California teacher files lawsuit against United Teachers of Los Angeles and Los Angeles Unified School District for constitutional violations

November 13, 2018

LOS ANGELES (Nov. 13, 2018) – Special education teacher Thomas Few has filed a lawsuit against the United Teachers of Los Angeles and the Los Angeles Unified School District for violating his First Amendment rights to free speech and freedom of association. Few is represented by attorneys from the Liberty Justice Center and the California Policy Center and the complaint is filed in the U.S. District Court for the Central District of California.

Despite the decisive victory for workers’ rights in the U.S. Supreme Court’s landmark decision in Janus v. AFSCME, Thomas Few is blocked from exercising his right to resign membership from the United Teachers of Los Angeles.

The Liberty Justice Center represented Illinois state worker Mark Janus in Janus v. AFSCME. On June 27, the U.S. Supreme Court ruled in Janus that it is illegal to require government workers to pay dues or fees to a government union as a condition of employment. The Court also required that government employers – including states, cities, counties, and school districts – obtain clear consent from an employee in order to collect any union dues or fees from that employee. Further, the Court said that consent cannot be assumed; it must be voluntary, knowing, and shown by clear and compelling evidence.

Since the Janus decision, Few has attempted to leave UTLA and has asked his employer, LAUSD, to stop withholding union dues from his paycheck. UTLA has insisted that Few can only exercise his constitutional rights to not be a member once a year during a brief, 30-day period which they define. The Los Angeles Unified School District supports UTLA in its efforts to violate Few’s First Amendment rights to free speech and freedom of association by continuing to withhold union dues from his paycheck without his affirmative consent. The State of California laws which authorize this withholding are unconstitutional and unenforceable.

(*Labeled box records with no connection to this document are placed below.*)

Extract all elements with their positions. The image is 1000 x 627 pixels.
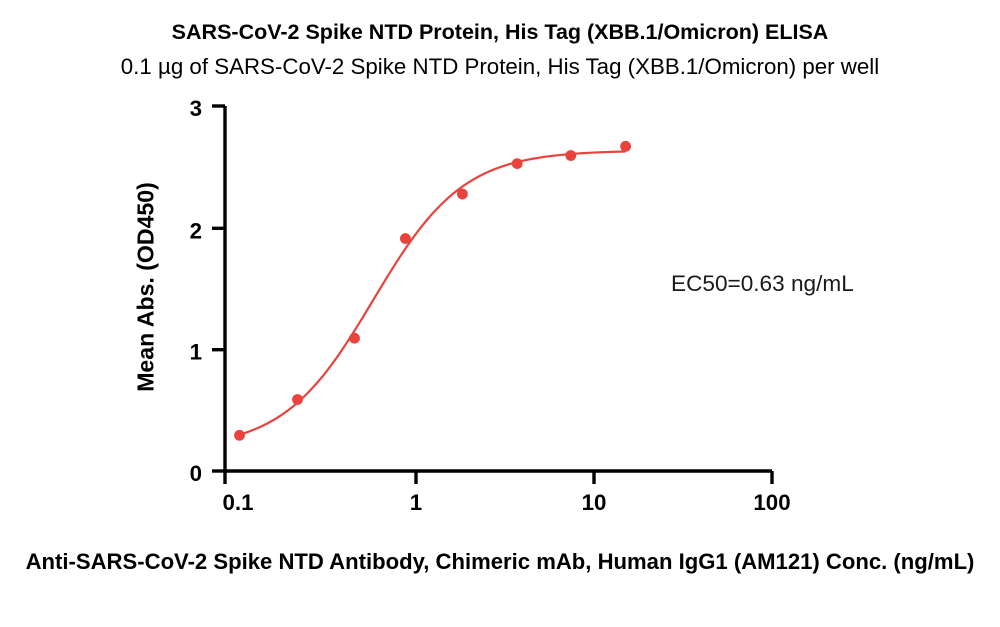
svg-text:0.1: 0.1 [223,490,254,515]
svg-text:1: 1 [410,490,422,515]
svg-text:3: 3 [190,96,202,121]
svg-text:10: 10 [582,490,607,515]
svg-text:100: 100 [753,490,790,515]
svg-text:2: 2 [190,218,202,243]
svg-text:0: 0 [190,461,202,486]
svg-text:1: 1 [190,340,202,365]
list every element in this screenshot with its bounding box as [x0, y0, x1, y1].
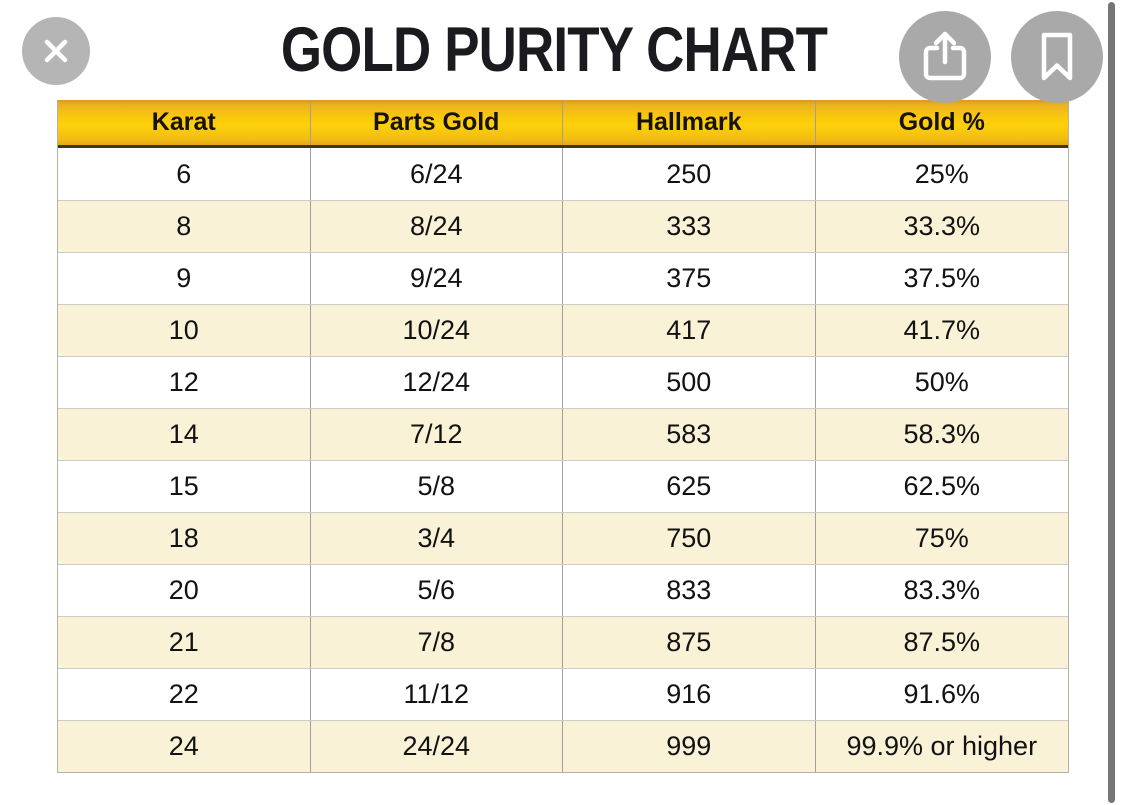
table-cell: 833 — [563, 565, 816, 616]
column-header-hallmark: Hallmark — [563, 100, 816, 145]
table-cell: 15 — [58, 461, 311, 512]
table-row: 22 11/12 916 91.6% — [58, 668, 1068, 720]
column-header-gold-pct: Gold % — [898, 108, 985, 136]
table-cell: 10/24 — [311, 305, 563, 356]
table-cell: 9 — [58, 253, 311, 304]
table-cell: 24/24 — [311, 721, 563, 772]
table-row: 21 7/8 875 87.5% — [58, 616, 1068, 668]
table-cell: 11/12 — [311, 669, 563, 720]
table-cell: 916 — [563, 669, 816, 720]
table-cell: 91.6% — [903, 679, 981, 709]
share-button[interactable] — [899, 11, 991, 103]
table-cell: 41.7% — [903, 315, 981, 345]
table-cell: 417 — [563, 305, 816, 356]
column-header-parts-gold: Parts Gold — [311, 100, 563, 145]
table-cell: 22 — [58, 669, 311, 720]
table-row: 6 6/24 250 25% — [58, 148, 1068, 200]
table-row: 24 24/24 999 99.9% or higher — [58, 720, 1068, 772]
bookmark-icon — [1035, 31, 1079, 83]
table-cell: 999 — [563, 721, 816, 772]
table-cell: 9/24 — [311, 253, 563, 304]
bookmark-button[interactable] — [1011, 11, 1103, 103]
table-cell: 333 — [563, 201, 816, 252]
table-cell: 37.5% — [903, 263, 981, 293]
table-cell: 75% — [914, 523, 969, 553]
table-cell: 250 — [563, 148, 816, 200]
table-row: 8 8/24 333 33.3% — [58, 200, 1068, 252]
table-cell: 14 — [58, 409, 311, 460]
table-cell: 750 — [563, 513, 816, 564]
table-body: 6 6/24 250 25% 8 8/24 333 33.3% 9 9/24 375 37.5% 10 1… — [58, 148, 1068, 772]
table-cell: 8/24 — [311, 201, 563, 252]
table-row: 12 12/24 500 50% — [58, 356, 1068, 408]
close-icon — [39, 34, 73, 68]
table-cell: 7/12 — [311, 409, 563, 460]
table-header-row: Karat Parts Gold Hallmark Gold % — [58, 100, 1068, 148]
table-cell: 58.3% — [903, 419, 981, 449]
table-cell: 83.3% — [903, 575, 981, 605]
table-row: 10 10/24 417 41.7% — [58, 304, 1068, 356]
table-row: 20 5/6 833 83.3% — [58, 564, 1068, 616]
table-cell: 12 — [58, 357, 311, 408]
scrollbar[interactable] — [1108, 2, 1115, 803]
table-cell: 25% — [914, 158, 969, 189]
table-cell: 12/24 — [311, 357, 563, 408]
table-cell: 625 — [563, 461, 816, 512]
table-cell: 6 — [58, 148, 311, 200]
gold-purity-table: Karat Parts Gold Hallmark Gold % 6 6/24 25… — [57, 100, 1069, 773]
column-header-karat: Karat — [58, 100, 311, 145]
table-cell: 375 — [563, 253, 816, 304]
table-cell: 3/4 — [311, 513, 563, 564]
table-cell: 62.5% — [903, 471, 981, 501]
table-cell: 33.3% — [903, 211, 981, 241]
table-cell: 5/6 — [311, 565, 563, 616]
table-cell: 8 — [58, 201, 311, 252]
table-cell: 20 — [58, 565, 311, 616]
table-row: 18 3/4 750 75% — [58, 512, 1068, 564]
close-button[interactable] — [22, 17, 90, 85]
table-cell: 7/8 — [311, 617, 563, 668]
table-cell: 18 — [58, 513, 311, 564]
table-row: 15 5/8 625 62.5% — [58, 460, 1068, 512]
table-cell: 24 — [58, 721, 311, 772]
table-cell: 99.9% or higher — [846, 731, 1038, 761]
table-cell: 5/8 — [311, 461, 563, 512]
table-cell: 21 — [58, 617, 311, 668]
page-title: GOLD PURITY CHART — [280, 15, 828, 85]
table-cell: 50% — [914, 367, 969, 397]
table-cell: 10 — [58, 305, 311, 356]
table-cell: 875 — [563, 617, 816, 668]
table-cell: 87.5% — [903, 627, 981, 657]
table-row: 14 7/12 583 58.3% — [58, 408, 1068, 460]
table-cell: 6/24 — [311, 148, 563, 200]
table-row: 9 9/24 375 37.5% — [58, 252, 1068, 304]
table-cell: 500 — [563, 357, 816, 408]
table-cell: 583 — [563, 409, 816, 460]
share-icon — [920, 30, 970, 84]
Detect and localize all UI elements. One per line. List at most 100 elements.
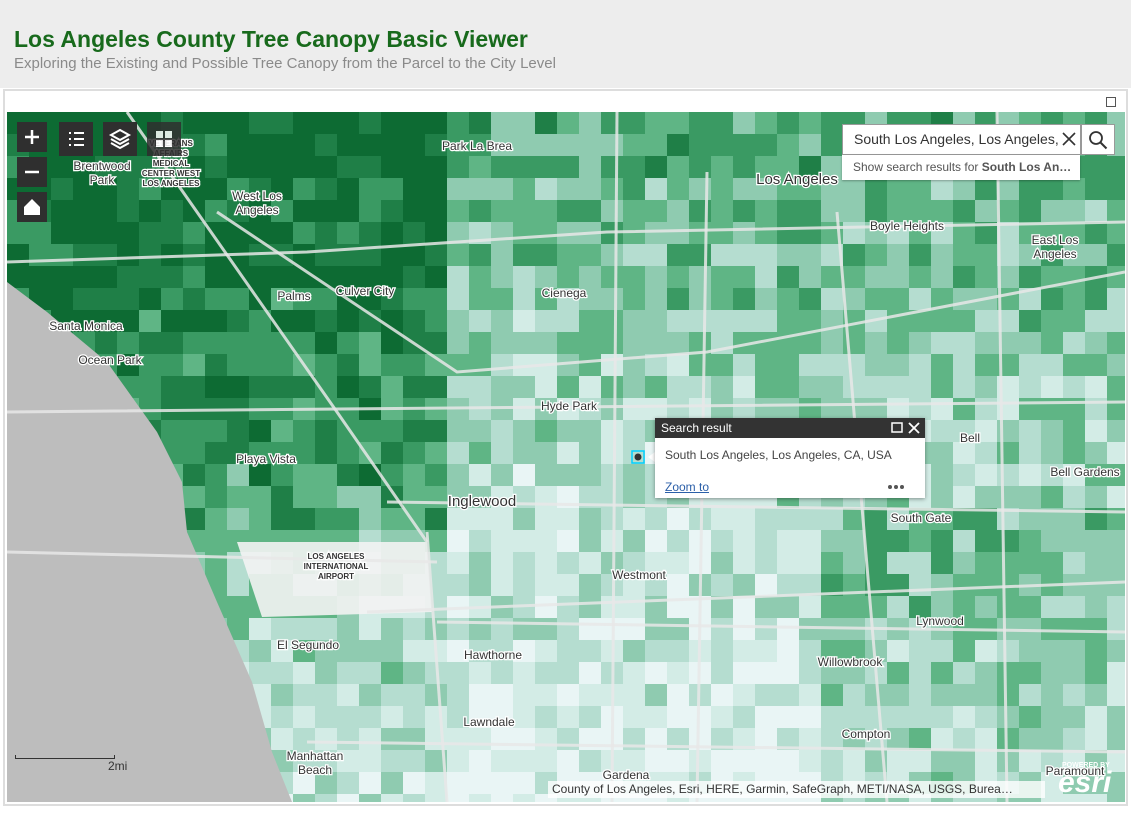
canopy-tile [733,750,756,773]
canopy-tile [447,640,470,663]
zoom-to-link[interactable]: Zoom to [665,480,710,494]
canopy-tile [95,178,118,201]
canopy-tile [997,266,1020,289]
canopy-tile [887,332,910,355]
canopy-tile [403,618,426,641]
canopy-tile [579,750,602,773]
zoom-in[interactable] [17,122,47,152]
canopy-tile [249,156,272,179]
popup-icons[interactable] [891,422,921,434]
canopy-tile [271,112,294,135]
basemap-button[interactable] [147,122,181,156]
zoom-out[interactable] [17,157,47,187]
canopy-tile [1107,684,1125,707]
canopy-tile [997,706,1020,729]
canopy-tile [425,706,448,729]
canopy-tile [579,794,602,802]
canopy-tile [1107,508,1125,531]
canopy-tile [711,244,734,267]
canopy-tile [425,772,448,795]
more-menu[interactable] [887,484,907,490]
place-label: Manhattan [287,749,344,763]
search-button[interactable] [1081,124,1115,155]
search-suggestion[interactable]: Show search results for South Los An… [842,155,1080,180]
maximize-icon[interactable] [1106,97,1116,107]
canopy-tile [997,750,1020,773]
canopy-tile [381,244,404,267]
canopy-tile [425,200,448,223]
canopy-tile [535,728,558,751]
canopy-tile [1041,442,1064,465]
canopy-tile [645,640,668,663]
canopy-tile [469,662,492,685]
canopy-tile [139,354,162,377]
legend-button[interactable] [59,122,93,156]
road [7,550,438,564]
canopy-tile [645,310,668,333]
canopy-tile [403,464,426,487]
canopy-tile [733,508,756,531]
canopy-tile [953,706,976,729]
canopy-tile [623,486,646,509]
canopy-tile [1019,486,1042,509]
canopy-tile [953,552,976,575]
canopy-tile [205,530,228,553]
canopy-tile [205,486,228,509]
canopy-tile [271,332,294,355]
canopy-tile [1063,288,1086,311]
canopy-tile [183,156,206,179]
canopy-tile [799,310,822,333]
home-button[interactable] [17,192,47,222]
place-label: Culver City [336,284,395,298]
place-label: Gardena [603,768,650,782]
canopy-tile [491,640,514,663]
canopy-tile [843,552,866,575]
canopy-tile [29,222,52,245]
canopy-tile [469,794,492,802]
canopy-tile [1063,684,1086,707]
canopy-tile [1019,596,1042,619]
canopy-tile [447,376,470,399]
canopy-tile [733,178,756,201]
canopy-tile [271,486,294,509]
canopy-tile [887,728,910,751]
canopy-tile [315,310,338,333]
canopy-tile [909,728,932,751]
canopy-tile [425,288,448,311]
canopy-tile [183,486,206,509]
canopy-tile [579,112,602,135]
canopy-tile [843,178,866,201]
canopy-tile [491,508,514,531]
canopy-tile [337,508,360,531]
canopy-tile [403,266,426,289]
canopy-tile [139,266,162,289]
search-input[interactable]: South Los Angeles, Los Angeles, [842,124,1081,155]
canopy-tile [117,288,140,311]
scale-bar [15,755,115,759]
canopy-tile [601,134,624,157]
canopy-tile [711,574,734,597]
canopy-tile [953,530,976,553]
canopy-tile [447,288,470,311]
canopy-tile [645,508,668,531]
canopy-tile [491,420,514,443]
canopy-tile [1041,354,1064,377]
canopy-tile [645,332,668,355]
layers-button[interactable] [103,122,137,156]
canopy-tile [997,354,1020,377]
canopy-tile [1063,354,1086,377]
canopy-tile [799,684,822,707]
canopy-tile [227,156,250,179]
canopy-tile [293,200,316,223]
canopy-tile [843,662,866,685]
canopy-tile [535,288,558,311]
clear-search[interactable] [1061,131,1077,152]
canopy-tile [689,222,712,245]
canopy-tile [227,596,250,619]
canopy-tile [161,200,184,223]
canopy-tile [447,156,470,179]
canopy-tile [953,794,976,802]
canopy-tile [689,310,712,333]
canopy-tile [997,728,1020,751]
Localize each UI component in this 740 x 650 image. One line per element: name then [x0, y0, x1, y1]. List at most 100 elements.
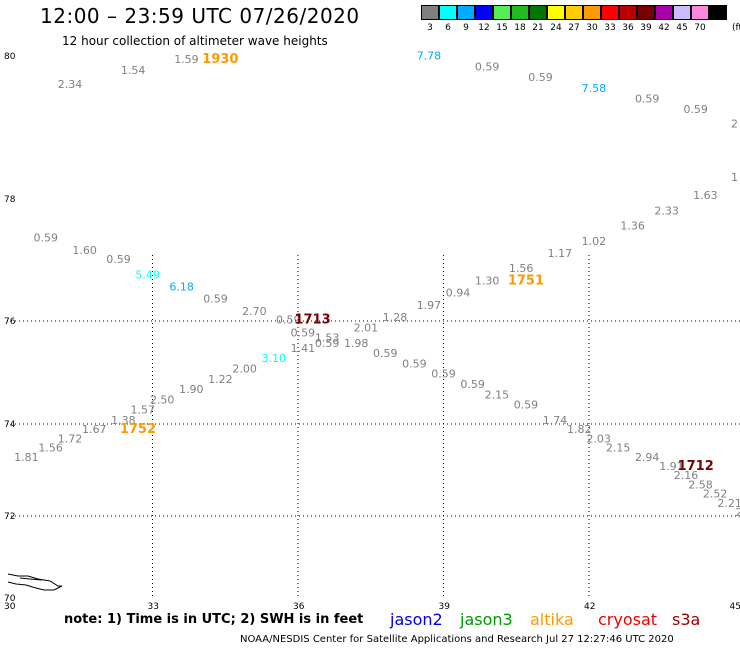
wave-height-value: 2.1 — [735, 506, 740, 519]
wave-height-value: 2 — [731, 118, 738, 131]
wave-height-value: 1.74 — [543, 414, 568, 427]
lat-label: 70 — [4, 594, 16, 604]
wave-height-value: 2.70 — [242, 305, 267, 318]
wave-height-value: 0.59 — [402, 357, 427, 370]
wave-height-value: 0.94 — [446, 287, 471, 300]
wave-height-value: 0.59 — [276, 314, 301, 327]
wave-height-value: 2.33 — [654, 204, 679, 217]
pass-time-label: 1712 — [678, 459, 714, 474]
wave-height-value: 1.57 — [131, 404, 156, 417]
wave-height-value: 1.67 — [82, 423, 107, 436]
scale-label: 6 — [445, 23, 451, 33]
pass-time-label: 1751 — [508, 273, 544, 288]
lon-label: 36 — [293, 602, 305, 612]
wave-height-value: 1.59 — [174, 53, 199, 66]
wave-height-value: 0.59 — [315, 337, 340, 350]
wave-height-value: 1.53 — [315, 332, 340, 345]
wave-height-value: 1.81 — [14, 451, 39, 464]
coastline — [7, 573, 63, 591]
wave-height-value: 2.34 — [58, 78, 83, 91]
lat-label: 72 — [4, 512, 15, 522]
wave-height-value: 1.28 — [383, 311, 408, 324]
scale-swatch — [492, 5, 511, 20]
scale-swatch — [708, 5, 727, 20]
scale-label: 24 — [550, 23, 562, 33]
satellite-legend-altika: altika — [530, 610, 574, 629]
scale-cell: 21 — [528, 5, 547, 33]
wave-height-value: 2.21 — [717, 497, 740, 510]
wave-height-value: 1.54 — [121, 64, 146, 77]
scale-swatch — [618, 5, 637, 20]
wave-height-value: 0.59 — [514, 399, 539, 412]
wave-height-value: 1.72 — [58, 432, 83, 445]
wave-height-value: 1.17 — [548, 247, 573, 260]
scale-swatch — [510, 5, 529, 20]
wave-height-value: 1.90 — [179, 383, 204, 396]
wave-height-value: 1.56 — [509, 262, 534, 275]
scale-cell: 36 — [618, 5, 637, 33]
wave-height-value: 1.36 — [620, 220, 645, 233]
wave-height-value: 1.60 — [72, 244, 97, 257]
lat-label: 76 — [4, 317, 16, 327]
wave-height-value: 1.82 — [567, 423, 592, 436]
pass-time-label: 1930 — [202, 52, 238, 67]
scale-label: 42 — [658, 23, 670, 33]
pass-time-label: 1713 — [294, 313, 330, 328]
credit-line: NOAA/NESDIS Center for Satellite Applica… — [240, 634, 674, 645]
lon-label: 30 — [4, 602, 16, 612]
wave-height-value: 2.94 — [635, 451, 660, 464]
satellite-legend-jason2: jason2 — [390, 610, 443, 629]
scale-label: 12 — [478, 23, 490, 33]
scale-cell: 9 — [456, 5, 475, 33]
wave-height-value: 7.58 — [582, 82, 607, 95]
wave-height-value: 2.52 — [703, 488, 728, 501]
scale-cell: 45 — [672, 5, 691, 33]
map-subtitle: 12 hour collection of altimeter wave hei… — [62, 34, 328, 48]
wave-height-value: 0.59 — [683, 103, 708, 116]
wave-height-value: 0.59 — [34, 232, 59, 245]
scale-swatch — [546, 5, 565, 20]
lat-label: 74 — [4, 420, 16, 430]
lon-label: 42 — [584, 602, 595, 612]
scale-cell: 24 — [546, 5, 565, 33]
scale-cell: 12 — [474, 5, 493, 33]
wave-height-color-scale: 3 6 9 12 15 18 21 24 27 30 33 36 39 42 45 70 — [420, 5, 727, 33]
scale-swatch — [582, 5, 601, 20]
scale-swatch — [528, 5, 547, 20]
observations-layer: 2.341.541.59 1930 7.780.590.597.580.590.59… — [14, 50, 740, 519]
scale-cell: 30 — [582, 5, 601, 33]
wave-height-value: 2.03 — [586, 432, 611, 445]
wave-height-value: 2.00 — [232, 363, 257, 376]
wave-height-value: 1.98 — [344, 337, 369, 350]
wave-height-value: 1.38 — [111, 414, 136, 427]
wave-height-value: 2.01 — [354, 321, 379, 334]
wave-height-value: 0.59 — [203, 293, 228, 306]
wave-height-value: 2.16 — [674, 469, 699, 482]
scale-swatch — [456, 5, 475, 20]
scale-cell: 27 — [564, 5, 583, 33]
satellite-legend-cryosat: cryosat — [598, 610, 658, 629]
scale-cell: 70 — [690, 5, 709, 33]
wave-height-value: 0.59 — [106, 253, 131, 266]
wave-height-value: 0.59 — [528, 71, 553, 84]
scale-label: 70 — [694, 23, 706, 33]
wave-height-value: 1.02 — [582, 235, 607, 248]
satellite-legend-s3a: s3a — [672, 610, 701, 629]
wave-height-value: 1 — [731, 171, 738, 184]
scale-swatch — [600, 5, 619, 20]
scale-label: 3 — [427, 23, 433, 33]
wave-height-value: 1.63 — [693, 189, 718, 202]
coastline-island — [19, 577, 43, 581]
wave-height-value: 0.59 — [635, 92, 660, 105]
wave-height-value: 0.59 — [431, 368, 456, 381]
wave-height-value: 6.18 — [169, 281, 194, 294]
scale-cell: 3 — [420, 5, 439, 33]
scale-swatch — [438, 5, 457, 20]
wave-height-value: 1.91 — [659, 460, 684, 473]
lon-label: 33 — [148, 602, 159, 612]
wave-height-value: 0.59 — [291, 326, 316, 339]
wave-height-value: 5.49 — [135, 268, 160, 281]
scale-swatch — [564, 5, 583, 20]
scale-label: 9 — [463, 23, 469, 33]
lat-label: 78 — [4, 195, 16, 205]
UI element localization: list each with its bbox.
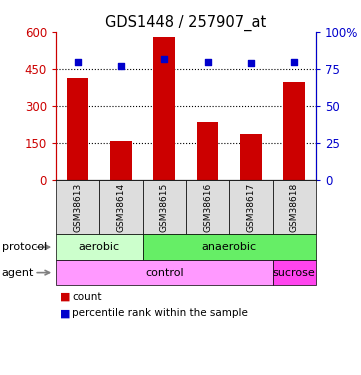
Text: control: control: [145, 268, 183, 278]
Point: [248, 60, 254, 66]
Bar: [153, 37, 175, 180]
Bar: [67, 78, 88, 180]
Text: count: count: [72, 292, 102, 302]
Bar: [240, 134, 262, 180]
Text: GSM38618: GSM38618: [290, 183, 299, 232]
Text: percentile rank within the sample: percentile rank within the sample: [72, 309, 248, 318]
Text: anaerobic: anaerobic: [202, 242, 257, 252]
Point: [118, 63, 124, 69]
Text: GSM38616: GSM38616: [203, 183, 212, 232]
Point: [75, 58, 81, 64]
Text: sucrose: sucrose: [273, 268, 316, 278]
Point: [205, 58, 210, 64]
Text: aerobic: aerobic: [79, 242, 120, 252]
Text: protocol: protocol: [2, 242, 47, 252]
Text: GSM38614: GSM38614: [117, 183, 125, 232]
Bar: [110, 141, 132, 180]
Bar: [283, 82, 305, 180]
Title: GDS1448 / 257907_at: GDS1448 / 257907_at: [105, 14, 266, 30]
Text: GSM38613: GSM38613: [73, 183, 82, 232]
Point: [291, 58, 297, 64]
Point: [161, 56, 167, 62]
Text: GSM38615: GSM38615: [160, 183, 169, 232]
Text: ■: ■: [60, 292, 70, 302]
Text: ■: ■: [60, 309, 70, 318]
Bar: [197, 122, 218, 180]
Text: GSM38617: GSM38617: [247, 183, 255, 232]
Text: agent: agent: [2, 268, 34, 278]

A senior attorney for the Liberty Justice Center said: “The U.S. Supreme Court has declared that government employees have a choice and a voice when it comes to union membership. The United Teachers of Los Angeles are violating Thomas Few’s constitutional rights by not allowing him to withdraw from the union. The Unified School District of Los Angeles is complicit in this constitutional violation by taking union dues from Mr. Few’s paycheck against his will. In Janus v. AFSCME, the U.S. Supreme Court ruled that government unions must receive clear, voluntary, and informed consent from government workers for membership. Liberty Justice Center is determined to see that these rights are respected throughout the United States.”

Thomas Few, Los Angeles Unified School District special education teacher and plaintiff, offered the following comment: “Union leaders repeat the mantra that they’re here to serve us, but they don’t care about me or my right to choose. I can tell you that teachers’ union leaders see me as a cash machine to fund their special interests. United Teachers of Los Angeles will not allow me to exercise my First Amendment rights because they do not want other teachers to be informed about their rights.”

Mark Bucher, CEO, California Policy Center, said: “The Supreme Court’s decision in Janus is clear: public employees can no longer be required to pay unions for the privilege of a government job. In Thomas Few’s case – and in hundreds of others – union leaders are deliberately violating the law. Calling union dues a ‘mandatory service fee’ is an attempt to circumvent the very clear purpose of the law. We know the court will agree with us.”